I loved Dope’s tale of black geek empowerment, it’s sense of subcultures, its low opinion of white professional respectability.
I totally fell for the “science the hell out of it” can-do spirit of The Martian, as I know we were all meant to. I listened to the audio book, first, becoming quite swept up in it. I thought Matt Damon conveyed the stubborn stranded astronaut well. I appreciated little changes that the film made, making the mission commander who lost Diamonds character take hands-on control of grabbing him, at the end. I loved the look of the Martian desert, the claustrophobic sense of survival in pressure suits, tents, and rovers. And, all things considered, much more convincing than most other recent science fiction films.
In Fury Road, the post-apocalyptic broken world shows signs of climate change as well as other catastrophes. Mad Max is no longer the Road Warrior so much as an addled, guilty wanderer; Furiosa is the Road Warrior. And the wars are primitive Post-apocalyptic ones over dwindling water, fuel, and flesh. Descriptions of Fury Road as a “feminist film” were of course ridiculously overstated. It’s an apocalyptic action movie starring Charleze Theron.
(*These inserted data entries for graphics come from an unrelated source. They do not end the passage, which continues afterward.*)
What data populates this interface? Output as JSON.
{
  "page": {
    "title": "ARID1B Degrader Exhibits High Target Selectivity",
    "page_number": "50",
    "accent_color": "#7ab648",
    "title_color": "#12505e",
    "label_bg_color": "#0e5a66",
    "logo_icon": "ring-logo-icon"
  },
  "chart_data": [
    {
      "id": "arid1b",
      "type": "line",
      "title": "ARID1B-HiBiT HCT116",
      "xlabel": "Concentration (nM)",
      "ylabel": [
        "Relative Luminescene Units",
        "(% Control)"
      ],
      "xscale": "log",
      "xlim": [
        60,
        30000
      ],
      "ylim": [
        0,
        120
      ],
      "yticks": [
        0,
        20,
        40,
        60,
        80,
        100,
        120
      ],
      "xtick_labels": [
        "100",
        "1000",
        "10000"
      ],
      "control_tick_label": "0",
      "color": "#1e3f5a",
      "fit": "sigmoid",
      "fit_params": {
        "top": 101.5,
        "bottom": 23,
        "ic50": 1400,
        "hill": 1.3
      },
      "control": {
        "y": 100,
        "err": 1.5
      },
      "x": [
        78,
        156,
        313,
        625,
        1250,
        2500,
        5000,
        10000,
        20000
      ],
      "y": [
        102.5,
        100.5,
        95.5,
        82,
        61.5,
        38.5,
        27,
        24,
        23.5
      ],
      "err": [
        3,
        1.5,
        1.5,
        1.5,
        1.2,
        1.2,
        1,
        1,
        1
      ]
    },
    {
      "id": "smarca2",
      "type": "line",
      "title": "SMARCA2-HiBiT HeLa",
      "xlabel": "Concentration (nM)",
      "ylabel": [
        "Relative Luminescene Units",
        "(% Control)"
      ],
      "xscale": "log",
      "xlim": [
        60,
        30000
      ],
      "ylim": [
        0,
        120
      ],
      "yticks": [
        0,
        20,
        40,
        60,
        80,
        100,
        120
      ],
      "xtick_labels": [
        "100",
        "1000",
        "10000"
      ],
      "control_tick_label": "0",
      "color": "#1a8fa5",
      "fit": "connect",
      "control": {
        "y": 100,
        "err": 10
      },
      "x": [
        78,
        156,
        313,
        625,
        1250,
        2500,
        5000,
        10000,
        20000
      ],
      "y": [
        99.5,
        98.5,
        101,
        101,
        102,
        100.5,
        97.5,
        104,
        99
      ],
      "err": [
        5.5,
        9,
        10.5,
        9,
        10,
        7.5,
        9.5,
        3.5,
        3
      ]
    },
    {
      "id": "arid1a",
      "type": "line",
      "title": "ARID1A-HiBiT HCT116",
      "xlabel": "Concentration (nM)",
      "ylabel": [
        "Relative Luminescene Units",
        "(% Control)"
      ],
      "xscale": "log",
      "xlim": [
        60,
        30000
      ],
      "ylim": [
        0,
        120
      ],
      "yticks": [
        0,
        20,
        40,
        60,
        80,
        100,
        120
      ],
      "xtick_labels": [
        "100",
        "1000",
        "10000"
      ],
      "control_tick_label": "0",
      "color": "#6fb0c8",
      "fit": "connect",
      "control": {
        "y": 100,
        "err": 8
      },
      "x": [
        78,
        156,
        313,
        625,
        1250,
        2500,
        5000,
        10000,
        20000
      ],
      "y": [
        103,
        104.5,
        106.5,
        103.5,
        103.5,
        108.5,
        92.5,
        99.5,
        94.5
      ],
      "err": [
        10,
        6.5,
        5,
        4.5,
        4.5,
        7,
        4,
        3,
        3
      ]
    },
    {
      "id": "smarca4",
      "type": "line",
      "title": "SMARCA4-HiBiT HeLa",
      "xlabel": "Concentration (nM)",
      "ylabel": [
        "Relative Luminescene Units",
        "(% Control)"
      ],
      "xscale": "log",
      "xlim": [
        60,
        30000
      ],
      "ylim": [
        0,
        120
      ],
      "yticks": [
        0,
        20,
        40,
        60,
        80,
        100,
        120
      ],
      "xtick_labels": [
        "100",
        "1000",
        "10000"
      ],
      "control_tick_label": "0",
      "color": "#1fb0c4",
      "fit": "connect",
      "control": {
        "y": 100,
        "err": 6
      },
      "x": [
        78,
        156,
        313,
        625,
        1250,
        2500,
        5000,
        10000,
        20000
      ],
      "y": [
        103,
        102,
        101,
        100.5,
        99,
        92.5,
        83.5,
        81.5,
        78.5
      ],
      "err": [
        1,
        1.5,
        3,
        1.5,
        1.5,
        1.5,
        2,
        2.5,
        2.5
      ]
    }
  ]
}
The question “Who wrecked the world?” seems pointedly aimed by women at the testosterone crazy war boys and their warlord, Joe, though. Few characters are drawn with any great subtlety. But the imagery of a world broken, depleted, superheated, desertified by male – designed systems national and corporate competition stays with me.
The Force Awakens: what can I say? It’s a pastiche of prior Star Wars movies, but I like the new characters–Rey, Finn, Maz, Poe–better than the old ones. Rey effectively replaces both Han and Luke, and I’m OK with that. Finn and Poe have a mad bromine. Maz, if she’s still alive, knows you better than you do. Finally, Han gets his long-delayed death scene. Leia fits more naturally as a general than a princess. Luke … Well, who knows. Don’t really care, as long as he doesn’t get in the way of the new characters. I enjoyed the scale, the sense of consequences. This is my preferred version of the Star Wars legend. I only missed Alec Guinness, wished that Max von Sydow had another scene or two.
Oh, yes, and if I’m going to watch a movie of Macbeth, I think Fassbender and Cotillard are my go-to portrayals, now.
Forgot: What We Do at Night takes the cake for best comic horror. Good year for horror tropes, like I said.
Oh, and both 99 Homes and Carol are on my must-see list.